Yahoo! has agreed to pay $35 million as fine to resolve federal regulators' charges that the online pioneer deceived investors by failing to disclose one of the biggest data breaches that affected three billion users.
Personal data was stolen from hundreds of millions of Yahoo users in the December 2014 breach attributed to Russian hackers. The US Securities and Exchange Commission (SEC) said that the company, now known as Altaba, has agreed to settle charges.
Yahoo eventually acknowledged that the 2014 hacking attack and a separate one in 2013 brought affected all 3 billion accounts on its service.
According to the SEC's order, within days of the December 2014 intrusion, Yahoo's information security team learned that Russian hackers had stolen what the security team referred to internally as the company's "crown jewels".

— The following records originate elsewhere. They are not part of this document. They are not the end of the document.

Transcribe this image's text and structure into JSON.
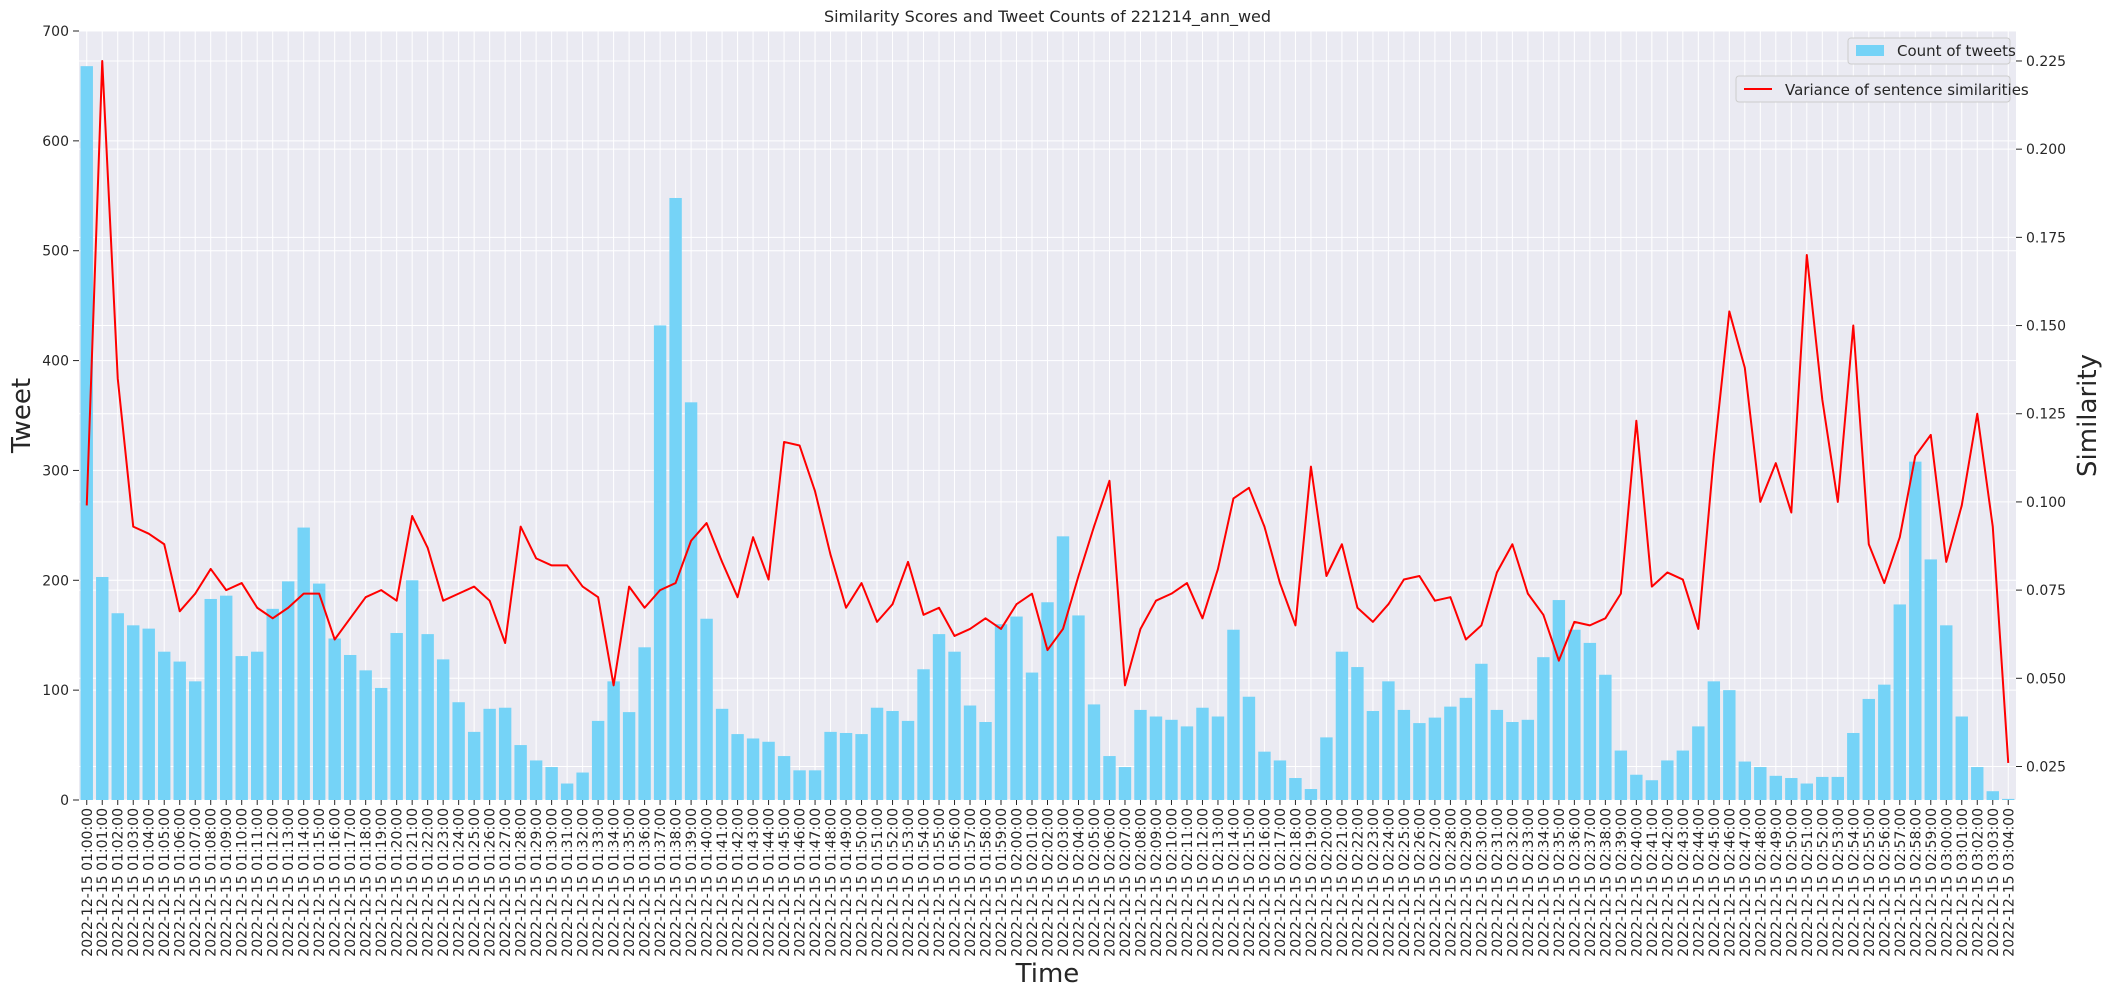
{
  "chart_data": {
    "type": "bar",
    "title": "Similarity Scores and Tweet Counts of 221214_ann_wed",
    "xlabel": "Time",
    "ylabel": "Tweet",
    "y2label": "Similarity",
    "ylim": [
      0,
      700
    ],
    "yticks": [
      0,
      100,
      200,
      300,
      400,
      500,
      600,
      700
    ],
    "y2lim": [
      0.0155,
      0.2335
    ],
    "y2ticks": [
      0.025,
      0.05,
      0.075,
      0.1,
      0.125,
      0.15,
      0.175,
      0.2,
      0.225
    ],
    "y2tick_labels": [
      "0.025",
      "0.050",
      "0.075",
      "0.100",
      "0.125",
      "0.150",
      "0.175",
      "0.200",
      "0.225"
    ],
    "grid": true,
    "background": "#eaeaf2",
    "bar_color": "#75d3f7",
    "line_color": "#ff0000",
    "legend": [
      {
        "label": "Count of tweets",
        "placement": "top-right"
      },
      {
        "label": "Variance of sentence similarities",
        "placement": "top-right"
      }
    ],
    "series": [
      {
        "name": "Count of tweets",
        "type": "bar",
        "axis": "left",
        "values": [
          668,
          203,
          170,
          159,
          156,
          135,
          126,
          108,
          183,
          186,
          131,
          135,
          174,
          199,
          248,
          197,
          147,
          132,
          118,
          102,
          152,
          200,
          151,
          128,
          89,
          62,
          83,
          84,
          50,
          36,
          30,
          15,
          25,
          72,
          108,
          80,
          139,
          432,
          548,
          362,
          165,
          83,
          60,
          56,
          53,
          40,
          27,
          27,
          62,
          61,
          60,
          84,
          81,
          72,
          119,
          151,
          135,
          86,
          71,
          160,
          167,
          116,
          180,
          240,
          168,
          87,
          40,
          30,
          82,
          76,
          73,
          67,
          84,
          76,
          155,
          94,
          44,
          36,
          20,
          10,
          57,
          135,
          121,
          81,
          108,
          82,
          70,
          75,
          85,
          93,
          124,
          82,
          71,
          73,
          130,
          182,
          155,
          143,
          114,
          45,
          23,
          18,
          36,
          45,
          67,
          108,
          100,
          35,
          30,
          22,
          20,
          15,
          21,
          21,
          61,
          92,
          105,
          178,
          308,
          219,
          159,
          76,
          30,
          8,
          1
        ]
      },
      {
        "name": "Variance of sentence similarities",
        "type": "line",
        "axis": "right",
        "values": [
          0.099,
          0.225,
          0.135,
          0.093,
          0.091,
          0.088,
          0.069,
          0.074,
          0.081,
          0.075,
          0.077,
          0.07,
          0.067,
          0.07,
          0.074,
          0.074,
          0.061,
          0.067,
          0.073,
          0.075,
          0.072,
          0.096,
          0.087,
          0.072,
          0.074,
          0.076,
          0.072,
          0.06,
          0.093,
          0.084,
          0.082,
          0.082,
          0.076,
          0.073,
          0.048,
          0.076,
          0.07,
          0.075,
          0.077,
          0.089,
          0.094,
          0.083,
          0.073,
          0.09,
          0.078,
          0.117,
          0.116,
          0.103,
          0.085,
          0.07,
          0.077,
          0.066,
          0.071,
          0.083,
          0.068,
          0.07,
          0.062,
          0.064,
          0.067,
          0.064,
          0.071,
          0.074,
          0.058,
          0.064,
          0.079,
          0.093,
          0.106,
          0.048,
          0.064,
          0.072,
          0.074,
          0.077,
          0.067,
          0.081,
          0.101,
          0.104,
          0.093,
          0.077,
          0.065,
          0.11,
          0.079,
          0.088,
          0.07,
          0.066,
          0.071,
          0.078,
          0.079,
          0.072,
          0.073,
          0.061,
          0.065,
          0.08,
          0.088,
          0.074,
          0.068,
          0.055,
          0.066,
          0.065,
          0.067,
          0.074,
          0.123,
          0.076,
          0.08,
          0.078,
          0.064,
          0.113,
          0.154,
          0.138,
          0.1,
          0.111,
          0.097,
          0.17,
          0.129,
          0.1,
          0.15,
          0.088,
          0.077,
          0.09,
          0.113,
          0.119,
          0.083,
          0.099,
          0.125,
          0.093,
          0.026
        ]
      }
    ],
    "start_label": "2022-12-15 01:00:00",
    "end_label": "2022-12-15 03:04:00"
  }
}
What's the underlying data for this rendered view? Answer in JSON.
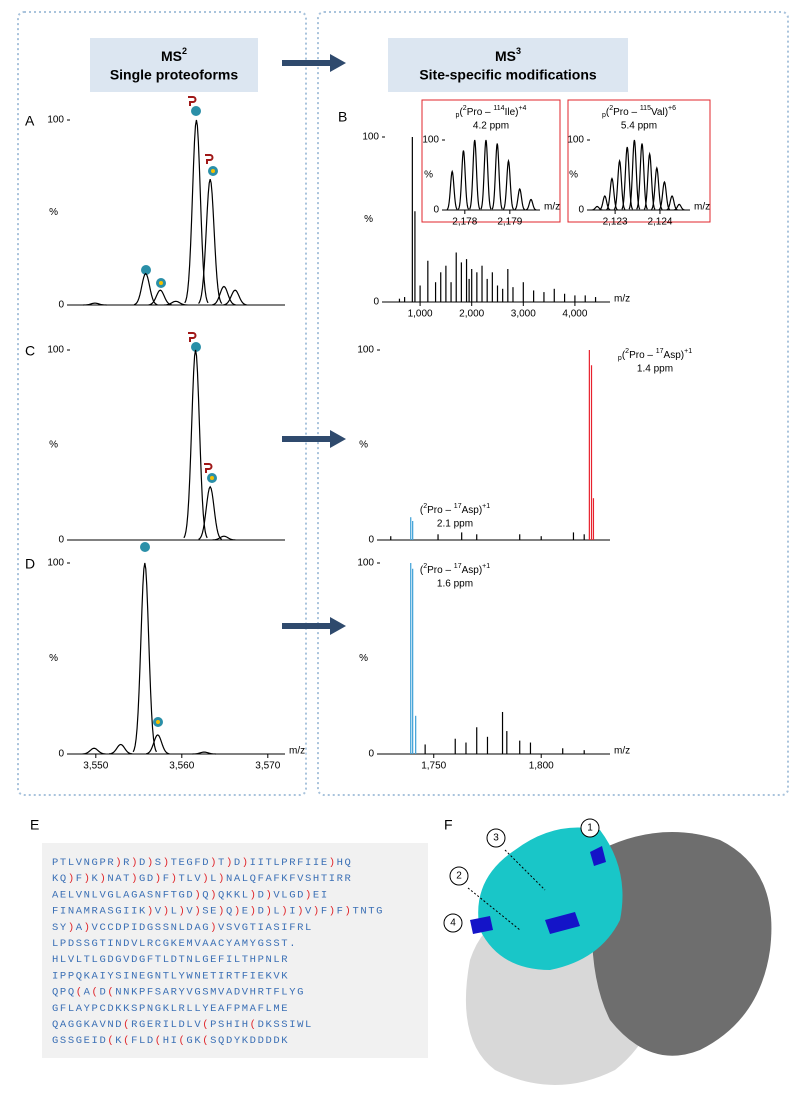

There "crown jewels" were usernames, email addresses, phone numbers, birthdates, encrypted passwords, and security questions and answers for hundreds of millions of user accounts.
The fact of the breach was not disclosed to the investing public until more than two years later, when in 2016 Yahoo was in the process of closing the acquisition of its operating business by Verizon Communications, Inc, the statement read.
"We do not second-guess good faith exercises of judgment about cyber-incident disclosure. But we have also cautioned that a company's response to such an event could be so lacking that an enforcement action would be warranted. This is clearly such a case," Steven Peikin, Co-Director of the SEC Enforcement Division was quoted as saying by IANS.
The SEC statement said that when Yahoo filed several quarterly and annual reports during the two-year period following the breach, the company failed to disclose the breach or its potential business impact and legal implications.
"Instead, the company's SEC filings stated that it faced only the risk of, and negative effects that might flow from, data breaches," it added.